Sunday, June 05, 2005

CORRECTION for this Sunday's cartoon!

In panel three of this Sunday'sCandorville, I mention "Republican Senator Strom Thurmond from 1957." The point of the cartoon, and the reason I bring up Thurmond, is in response to Republican claims that the filibuster of many of Bush's judicial nominees is rooted in anti-Christian bigotry. This cartoon points out that the Republican Party is no stranger to bigotry itself. The only problem is, Strom Thurmond was a Democrat in 1957, not a Republican.

I realized that when I wrote the cartoon, and while I thought I'd made that clear, the amount of mail I've received this morning tells me that apparently it wasn't as clear as I thought. I meant to say that this is Republican Senator Strom Thurmond who switched TO the Republican Party because of the civil rights act, as he was back in 1957. I thought the following panel (where he says "Democrats are bigots, pure and simple, and I should know...) made it clear he was a Democrat at the time. But to head off confusion, I should have written "Democratic Senator Strom Thurmond from 1957, who later switched to the Republican Party.")

However, Thurmond's party affiliation in 1957 isn't the issue, because the Democratic Party is not the same party it was prior to the 1960s. The bigots in the party fled to the Republican Party (and now the power base that supported those Democratic bigots is the same one that supports modern-day Republicans) as a result of Nixon's "Southern Strategy." Strom Thurmond was instrumental in persuading segregationist Southerners to vote for Nixon rather than for George Wallace in 1968, and that's what gave Nixon his victory. The same Southern coalition that gave Democrats so much success beginning with Andrew Jackson, and going all the way down to Lyndon Johnson, has given Republicans equal success ever since Johnson left office (which is one reason why the only two Democrats to be elected president since 1968 have been Southerners who, before taking office, were considered to be conservative Democrats). The South, because it is the only segment of the Union to vote cohesively most of the time, is the power broker in this country.
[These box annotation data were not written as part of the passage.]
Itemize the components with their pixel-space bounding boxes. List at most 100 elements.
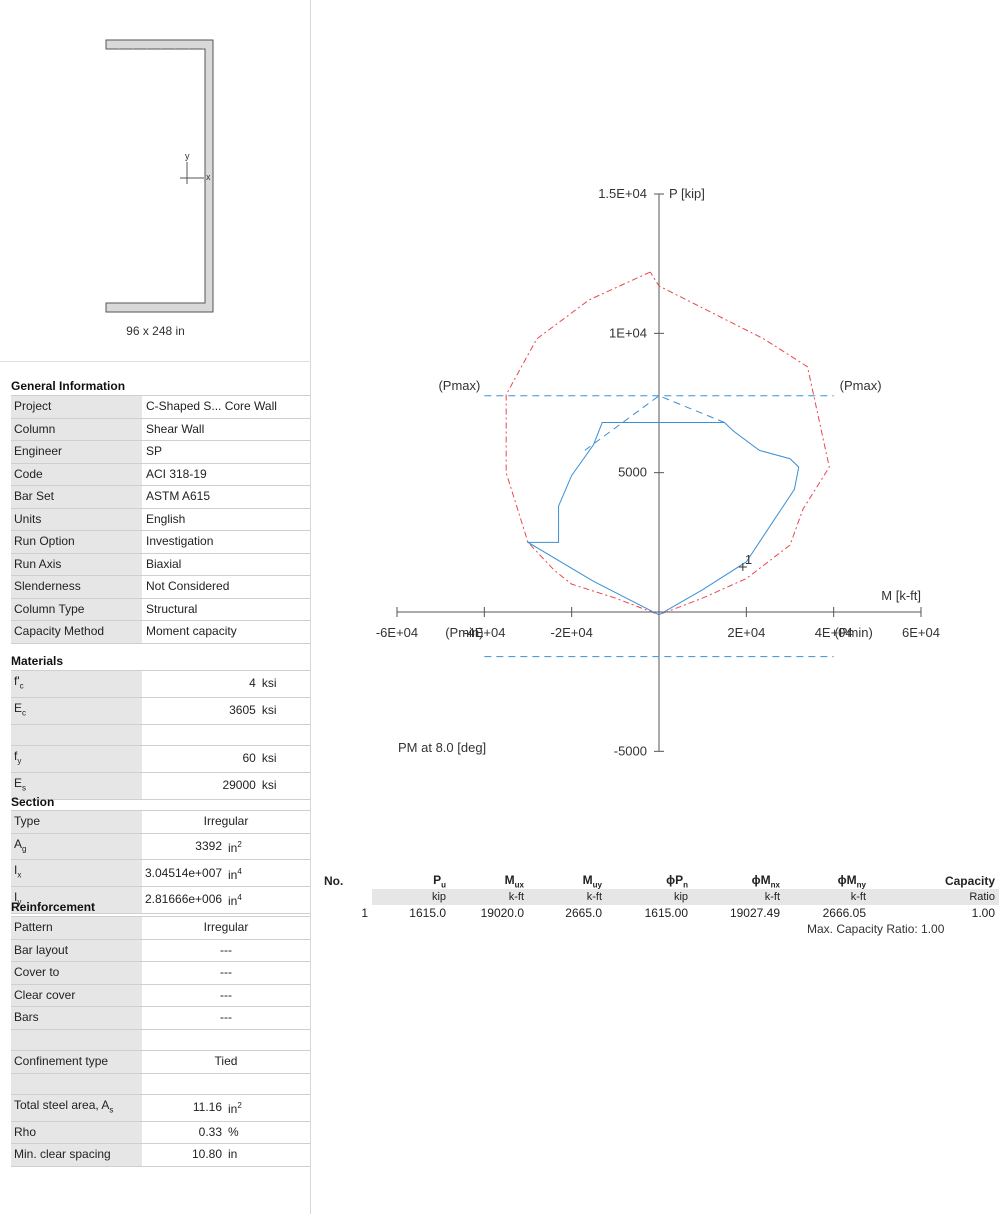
pattern-label: Pattern: [11, 916, 142, 939]
section-table: Type Irregular Ag 3392 in2 Ix 3.04514e+0…: [11, 810, 310, 915]
materials-row-fy: fy 60 ksi: [11, 745, 310, 773]
general-info-label: Units: [11, 507, 142, 531]
general-info-row: Run Axis Biaxial: [11, 552, 310, 576]
reinf-row-clear-cover: Clear cover ---: [11, 983, 310, 1007]
clear-cover-label: Clear cover: [11, 983, 142, 1007]
general-info-row: Capacity Method Moment capacity: [11, 620, 310, 644]
results-cell: 2665.0: [565, 906, 602, 921]
bar-layout-value: ---: [142, 938, 310, 962]
chart-labels: -6E+04 -4E+04 -2E+04 2E+04 4E+04 6E+04 1.5E+04…: [376, 186, 940, 758]
materials-row-blank: [11, 723, 310, 746]
min-spacing-label: Min. clear spacing: [11, 1143, 142, 1167]
general-info-value: Not Considered: [142, 575, 310, 598]
ag-unit: in: [228, 840, 238, 855]
axis-y-label: y: [185, 151, 190, 161]
x-tick-label: -4E+04: [463, 625, 505, 640]
ix-value: 3.04514e+007: [142, 859, 226, 887]
fc-value: 4: [142, 670, 260, 698]
bars-value: ---: [142, 1006, 310, 1029]
y-tick-label: 1E+04: [609, 325, 647, 340]
reinf-row-min-spacing: Min. clear spacing 10.80 in: [11, 1143, 310, 1167]
results-cell: 1: [361, 906, 368, 921]
pmin-label-right: (Pmin): [835, 625, 873, 640]
iy-label: I: [14, 890, 18, 905]
materials-table: f'c 4 ksi Ec 3605 ksi fy 60 ksi Es 29000…: [11, 670, 310, 801]
c-shaped-wall-outline: [105, 39, 214, 313]
ix-label: I: [14, 863, 18, 878]
section-row-ix: Ix 3.04514e+007 in4: [11, 859, 310, 887]
results-unit-cell: k-ft: [784, 889, 870, 906]
results-row: 1 1615.0 19020.0 2665.0 1615.00 19027.49 2666.…: [320, 905, 999, 921]
general-info-value: Shear Wall: [142, 417, 310, 441]
section-drawing: y x: [105, 39, 214, 313]
results-unit-cell: k-ft: [450, 889, 528, 906]
results-header-cell: ϕPn: [666, 873, 688, 890]
reinf-row-pattern: Pattern Irregular: [11, 916, 310, 939]
general-info-value: Moment capacity: [142, 620, 310, 644]
steel-area-unit: in: [228, 1102, 238, 1117]
results-unit-cell: k-ft: [528, 889, 606, 906]
general-info-label: Run Axis: [11, 552, 142, 576]
general-info-row: Project C-Shaped S... Core Wall: [11, 395, 310, 418]
bars-label: Bars: [11, 1006, 142, 1029]
results-header-cell: ϕMnx: [751, 873, 780, 890]
ag-label: A: [14, 836, 23, 851]
results-table: No. Pu Mux Muy ϕPn ϕMnx ϕMny Capacity kip k-ft k-…: [320, 873, 999, 921]
steel-area-label: Total steel area, A: [14, 1098, 110, 1112]
results-unit-cell: kip: [372, 889, 450, 906]
results-unit-cell: Ratio: [870, 889, 999, 906]
type-label: Type: [11, 810, 142, 833]
general-info-label: Column Type: [11, 597, 142, 621]
es-unit: ksi: [259, 772, 310, 801]
report-left-panel: y x 96 x 248 in General Information Proj…: [0, 0, 311, 1214]
iy-value: 2.81666e+006: [142, 886, 226, 915]
x-tick-label: 2E+04: [727, 625, 765, 640]
load-point-label: 1: [745, 552, 752, 567]
ag-value: 3392: [142, 832, 226, 860]
x-tick-label: -2E+04: [551, 625, 593, 640]
chart-curves: [484, 271, 834, 658]
x-tick-label: -6E+04: [376, 625, 418, 640]
cover-to-label: Cover to: [11, 961, 142, 984]
general-info-value: SP: [142, 440, 310, 463]
results-cell: 2666.05: [822, 906, 866, 921]
ec-value: 3605: [142, 696, 260, 725]
es-label: E: [14, 776, 23, 791]
x-tick-label: 4E+04: [815, 625, 853, 640]
general-info-value: Structural: [142, 597, 310, 621]
ec-label: E: [14, 700, 23, 715]
results-units-row: kip k-ft k-ft kip k-ft k-ft Ratio: [320, 889, 999, 906]
general-info-row: Code ACI 318-19: [11, 462, 310, 486]
general-info-row: Engineer SP: [11, 440, 310, 463]
results-cell: 19027.49: [729, 906, 780, 921]
general-info-row: Column Shear Wall: [11, 417, 310, 441]
general-info-table: Project C-Shaped S... Core Wall Column Shea…: [11, 395, 310, 644]
section-row-type: Type Irregular: [11, 810, 310, 833]
y-tick-label: 5000: [618, 465, 647, 480]
general-info-value: Investigation: [142, 530, 310, 553]
min-spacing-value: 10.80: [142, 1143, 226, 1167]
cover-to-value: ---: [142, 961, 310, 984]
results-cell: 1.00: [971, 906, 995, 921]
section-row-ag: Ag 3392 in2: [11, 832, 310, 860]
reinf-row-blank-1: [11, 1028, 310, 1051]
confinement-value: Tied: [142, 1050, 310, 1073]
design-capacity-curve: [526, 422, 800, 616]
general-info-label: Slenderness: [11, 575, 142, 598]
results-cell: 1615.0: [409, 906, 446, 921]
reinf-row-bar-layout: Bar layout ---: [11, 938, 310, 962]
es-value: 29000: [142, 772, 260, 801]
general-info-label: Project: [11, 395, 142, 418]
general-info-value: C-Shaped S... Core Wall: [142, 395, 310, 418]
section-row-iy: Iy 2.81666e+006 in4: [11, 886, 310, 915]
general-info-label: Bar Set: [11, 485, 142, 508]
x-tick-label: 6E+04: [902, 625, 940, 640]
general-info-row: Run Option Investigation: [11, 530, 310, 553]
materials-title: Materials: [11, 654, 64, 668]
general-info-label: Engineer: [11, 440, 142, 463]
results-header-cell: ϕMny: [837, 873, 866, 890]
general-info-label: Run Option: [11, 530, 142, 553]
general-info-label: Code: [11, 462, 142, 486]
clear-cover-value: ---: [142, 983, 310, 1007]
rho-value: 0.33: [142, 1120, 226, 1144]
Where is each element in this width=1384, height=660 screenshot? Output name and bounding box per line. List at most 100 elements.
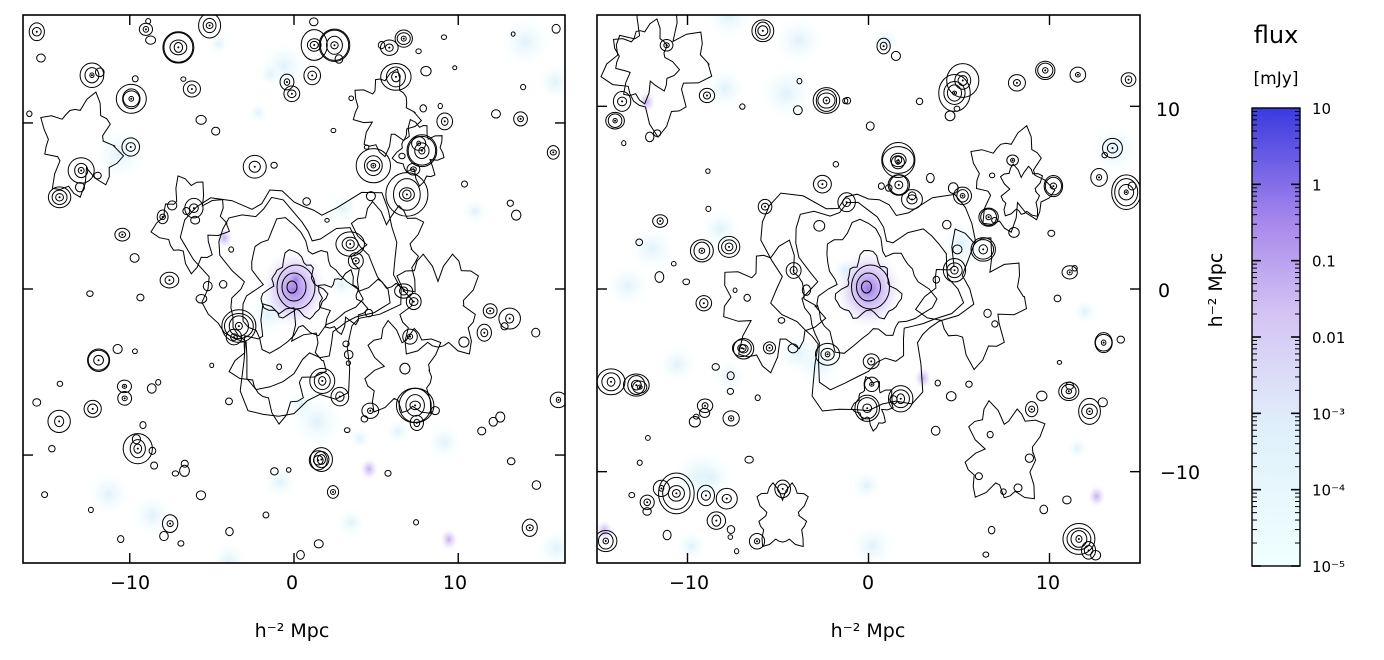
halo-ring xyxy=(86,290,94,298)
halo-ring xyxy=(173,41,184,53)
halo-ring xyxy=(869,381,875,387)
halo-core xyxy=(610,380,613,383)
halo-ring xyxy=(171,470,180,477)
halo-ring xyxy=(316,454,326,465)
halo-ring xyxy=(881,142,916,178)
halo-contours xyxy=(86,290,94,298)
central-flux xyxy=(834,249,903,329)
halo-contours xyxy=(361,402,380,419)
halo-contours xyxy=(881,142,916,178)
halo-ring xyxy=(727,534,734,540)
halo-contours xyxy=(112,344,123,355)
halo-ring xyxy=(136,293,145,302)
colorbar-tick-label: 10 xyxy=(1312,100,1331,118)
halo-contours xyxy=(622,373,650,397)
halo-contours xyxy=(915,97,924,106)
halo-contours xyxy=(79,62,105,89)
halo-contours xyxy=(1006,154,1019,167)
halo-ring xyxy=(1061,383,1077,399)
halo-ring xyxy=(722,410,740,427)
halo-ring xyxy=(167,200,178,211)
halo-core xyxy=(704,404,707,407)
halo-contours xyxy=(1008,227,1020,238)
halo-core xyxy=(97,359,100,362)
halo-core xyxy=(321,379,324,382)
halo-contours xyxy=(132,348,138,355)
halo-ring xyxy=(122,88,141,110)
left-x-axis-label: h⁻² Mpc xyxy=(255,620,330,642)
halo-ring xyxy=(330,488,337,496)
halo-core xyxy=(557,398,560,401)
halo-ring xyxy=(597,532,614,550)
halo-core xyxy=(58,420,61,423)
halo-ring xyxy=(765,344,774,352)
halo-core xyxy=(1044,69,1047,72)
halo-core xyxy=(332,491,335,494)
halo-contours xyxy=(658,472,695,515)
halo-contours xyxy=(1056,359,1063,365)
halo-core xyxy=(953,91,956,94)
halo-ring xyxy=(506,199,514,207)
halo-ring xyxy=(1036,390,1048,402)
halo-contours xyxy=(182,206,191,216)
halo-ring xyxy=(753,538,761,545)
halo-contours xyxy=(117,390,133,406)
halo-ring xyxy=(228,315,250,337)
halo-ring xyxy=(89,72,95,79)
halo-ring xyxy=(696,484,715,507)
halo-contours xyxy=(510,31,516,37)
halo-contours xyxy=(326,485,340,499)
halo-core xyxy=(90,74,93,77)
halo-ring xyxy=(698,87,716,104)
halo-ring xyxy=(326,485,340,499)
halo-contours xyxy=(300,29,328,61)
halo-contours xyxy=(862,353,880,370)
halo-core xyxy=(1068,271,1071,274)
halo-contours xyxy=(225,328,243,346)
halo-ring xyxy=(862,403,873,414)
halo-contours xyxy=(87,348,111,372)
halo-ring xyxy=(430,406,440,416)
halo-ring xyxy=(950,265,959,275)
halo-ring xyxy=(813,220,826,232)
halo-contours xyxy=(732,287,738,293)
colorbar-title: flux xyxy=(1254,21,1299,49)
halo-ring xyxy=(1078,397,1101,425)
halo-core xyxy=(761,29,764,32)
halo-ring xyxy=(437,102,443,110)
right-ticks xyxy=(597,15,1140,563)
halo-ring xyxy=(792,105,803,116)
halo-ring xyxy=(978,207,999,227)
halo-ring xyxy=(452,65,458,71)
halo-ring xyxy=(890,50,901,61)
halo-contours xyxy=(32,398,42,407)
halo-contours xyxy=(965,380,973,388)
central-contour xyxy=(834,249,903,320)
halo-contours xyxy=(437,102,443,110)
halo-contours xyxy=(597,529,618,553)
flux-haze xyxy=(657,345,697,385)
halo-ring xyxy=(1024,453,1035,463)
halo-ring xyxy=(56,380,64,387)
halo-ring xyxy=(700,490,711,501)
halo-contours xyxy=(513,111,528,127)
halo-ring xyxy=(139,421,147,430)
halo-contours xyxy=(531,327,541,338)
halo-contours xyxy=(696,398,714,413)
halo-contours xyxy=(744,455,754,464)
halo-core xyxy=(1077,537,1080,540)
halo-ring xyxy=(219,280,228,289)
halo-ring xyxy=(309,17,319,27)
central-contour xyxy=(179,189,402,417)
halo-contours xyxy=(757,198,773,215)
halo-ring xyxy=(51,189,68,205)
halo-core xyxy=(129,145,132,148)
halo-contours xyxy=(270,467,279,476)
halo-ring xyxy=(1070,530,1088,548)
halo-contours xyxy=(1053,294,1062,303)
halo-ring xyxy=(985,214,992,221)
halo-ring xyxy=(658,472,695,515)
halo-ring xyxy=(164,275,175,285)
halo-contours xyxy=(345,360,352,366)
halo-ring xyxy=(480,328,489,338)
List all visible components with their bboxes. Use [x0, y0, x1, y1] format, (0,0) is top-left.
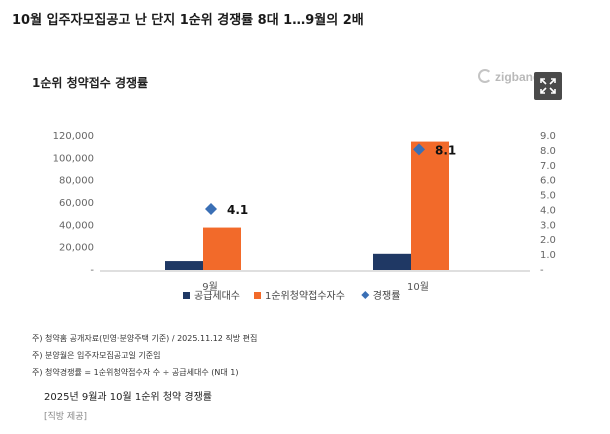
y-left-tick-label: 100,000 — [53, 153, 94, 164]
x-tick-label: 10월 — [407, 281, 429, 293]
y-left-tick-label: 40,000 — [59, 220, 94, 231]
y-left-tick-label: 20,000 — [59, 243, 94, 254]
bar-supply-2 — [373, 253, 411, 270]
y-right-tick-label: 7.0 — [540, 161, 556, 172]
data-label-ratio-1: 4.1 — [227, 203, 248, 217]
y-left-tick-label: 60,000 — [59, 198, 94, 209]
watermark: zigbang — [478, 69, 540, 84]
legend-label: 공급세대수 — [194, 290, 240, 302]
note-formula: 주) 청약경쟁률 = 1순위청약접수자 수 ÷ 공급세대수 (N대 1) — [32, 368, 239, 377]
y-left-tick-label: 80,000 — [59, 176, 94, 187]
y-right-tick-label: 3.0 — [540, 220, 556, 231]
bar-applicants-1 — [203, 227, 241, 270]
legend-swatch — [183, 292, 190, 299]
bar-supply-1 — [165, 261, 203, 270]
image-credit: [직방 제공] — [44, 412, 88, 422]
expand-icon — [540, 78, 556, 94]
article-headline: 10월 입주자모집공고 난 단지 1순위 경쟁률 8대 1…9월의 2배 — [12, 13, 364, 28]
y-left-tick-label: 120,000 — [53, 131, 94, 142]
y-right-tick-label: - — [540, 265, 544, 276]
marker-ratio-1 — [205, 202, 217, 215]
watermark-text: zigbang — [495, 70, 541, 84]
x-tick-label: 9월 — [202, 281, 218, 293]
image-caption: 2025년 9월과 10월 1순위 청약 경쟁률 — [44, 392, 212, 403]
expand-button[interactable] — [534, 72, 562, 100]
y-right-tick-label: 1.0 — [540, 250, 556, 261]
y-right-tick-label: 8.0 — [540, 146, 556, 157]
y-left-tick-label: - — [90, 265, 94, 276]
y-right-tick-label: 9.0 — [540, 131, 556, 142]
note-basis: 주) 분양월은 입주자모집공고일 기준임 — [32, 351, 161, 360]
legend-swatch — [361, 291, 370, 299]
legend-label: 경쟁률 — [373, 289, 401, 302]
legend-swatch — [254, 292, 261, 299]
y-right-tick-label: 2.0 — [540, 235, 556, 246]
bar-applicants-2 — [411, 141, 449, 270]
data-label-ratio-2: 8.1 — [435, 143, 456, 157]
marker-ratio-2 — [413, 143, 425, 156]
y-right-tick-label: 4.0 — [540, 205, 556, 216]
chart-title: 1순위 청약접수 경쟁률 — [32, 76, 149, 90]
y-right-tick-label: 6.0 — [540, 176, 556, 187]
chart-notes: 주) 청약홈 공개자료(민영·분양주택 기준) / 2025.11.12 직방 … — [32, 330, 257, 381]
chart-svg: - 20,000 40,000 60,000 80,000 100,000 120,000 -… — [53, 131, 556, 302]
zigbang-logo-icon — [478, 69, 492, 83]
y-right-tick-label: 5.0 — [540, 191, 556, 202]
legend-label: 1순위청약접수자수 — [265, 289, 345, 302]
note-source: 주) 청약홈 공개자료(민영·분양주택 기준) / 2025.11.12 직방 … — [32, 334, 258, 343]
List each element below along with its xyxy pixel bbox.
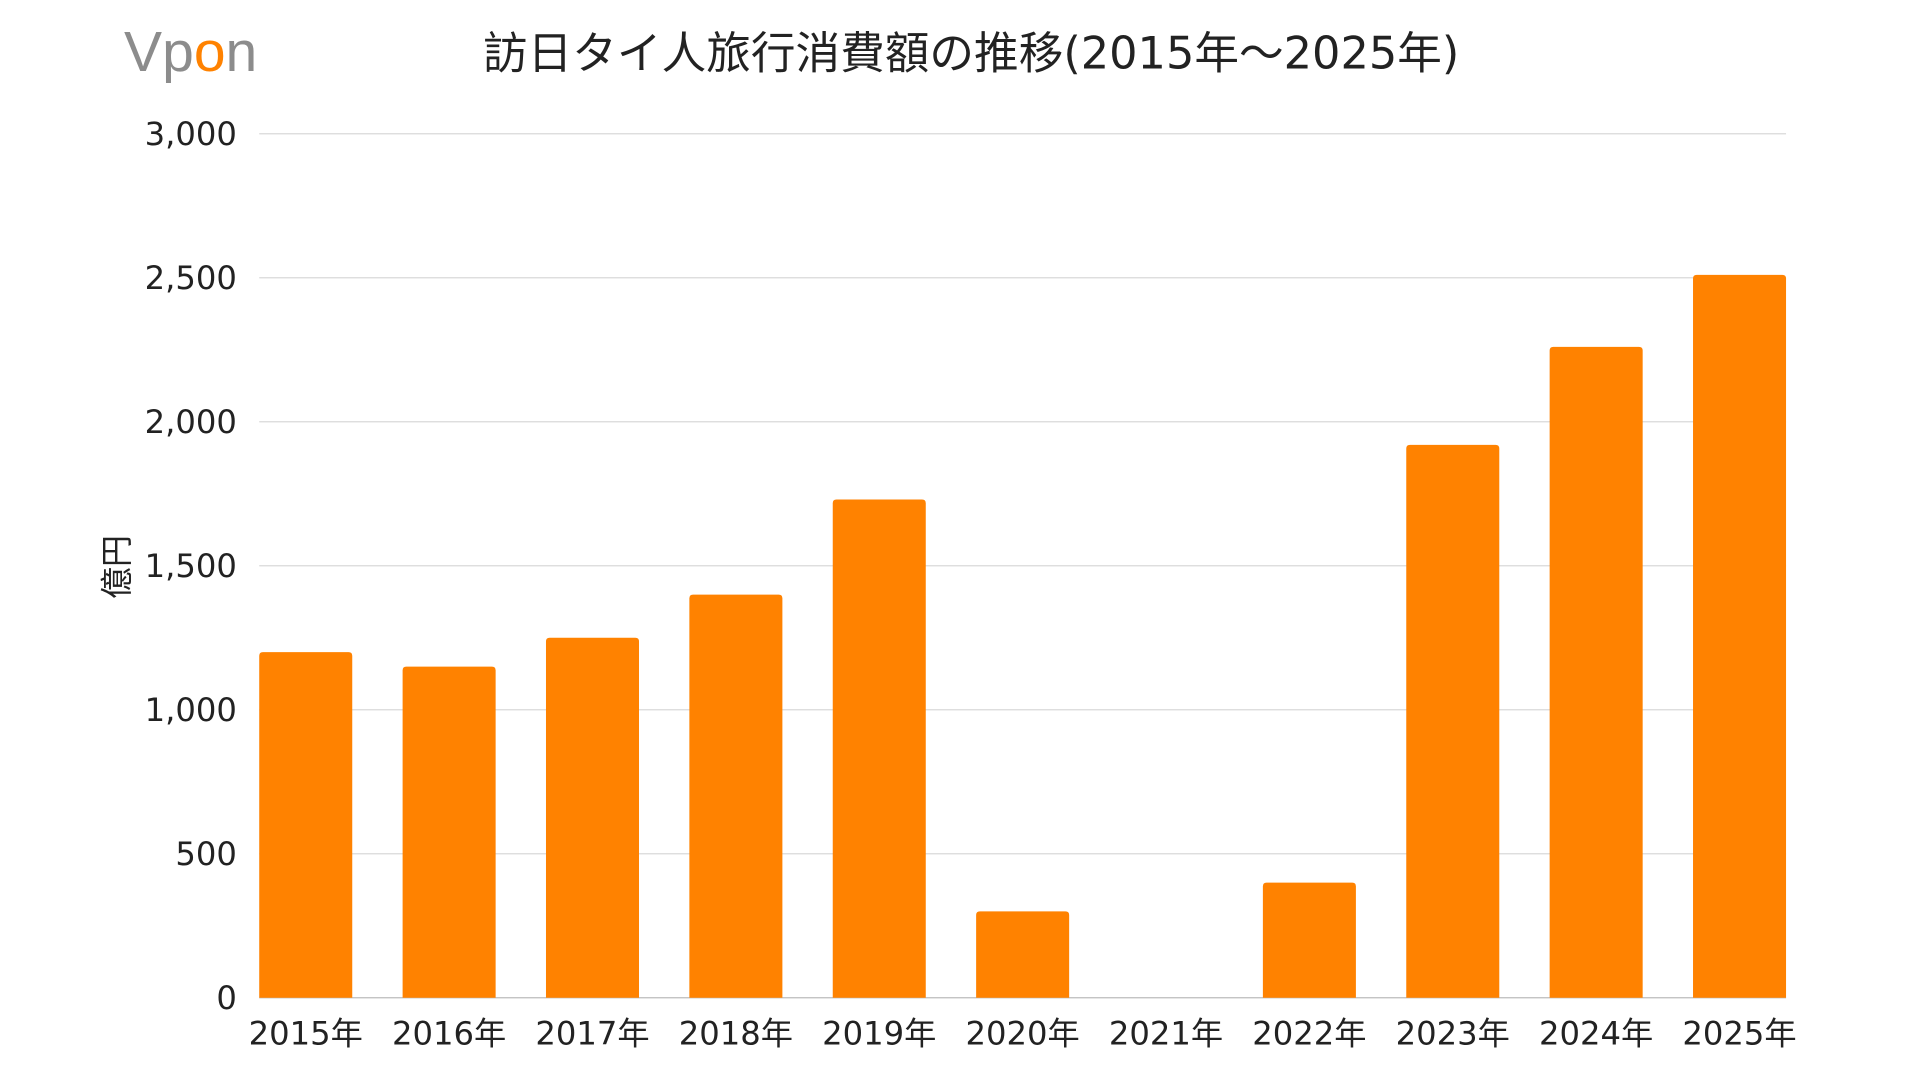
chart-title: 訪日タイ人旅行消費額の推移(2015年～2025年) <box>483 29 1459 80</box>
vpon-logo: Vpon <box>124 21 257 84</box>
x-tick-label: 2025年 <box>1682 1015 1796 1053</box>
bar-2025年 <box>1693 274 1787 998</box>
x-tick-label: 2016年 <box>392 1015 506 1053</box>
bar-2015年 <box>259 652 353 998</box>
bar-2022年 <box>1262 882 1356 998</box>
bar-2024年 <box>1549 346 1643 998</box>
x-tick-label: 2020年 <box>966 1015 1080 1053</box>
bar-2016年 <box>402 666 496 998</box>
bar-2019年 <box>832 499 926 998</box>
x-tick-label: 2021年 <box>1109 1015 1223 1053</box>
x-tick-label: 2019年 <box>822 1015 936 1053</box>
y-axis-label: 億円 <box>98 535 136 599</box>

Today's Republican Party is yesterday's Democratic Party. The parties switched in response to the tumultuous civil rights era. Jefferson Davis and Ben Tillman would be Republicans today, and Lincoln and Eisenhower -- if they were alive today -- would either have switched to the Democratic Party or they would be powerless moderates, in the vein of Olympia Snow, Lincoln Chafee or Christopher Cox.

5 comments:

Anonymous said...

Your candor is lacking. In the June 12th strip, you once again fail to identify Strom Thurmond as a Democrat, which is relevant as you identify Republicians in other instances? In the strip on Fortas, you fail to mention that the filibuster was bipartisian, that Fortas had ethical issues (for which he later resigned),and did not enjoy clear majority support.

Darrin Bell said...

"Your candor is lacking."

In other words, you disagree. In any case, your objection is specious, because although I didn't say he was a Democrat, neither did I say he was a Republican -- and no it's not necessary just because I identified Republicans in other instances. I also didn't identify the party affiliation of Senators in the first panel, and I notice you don't seem to care about that. In the Fortas case, his ethical issues didn't come to light until later. They were not the reason the filibuster began. And the filibuster was led by Republicans, so that is indeed accurate.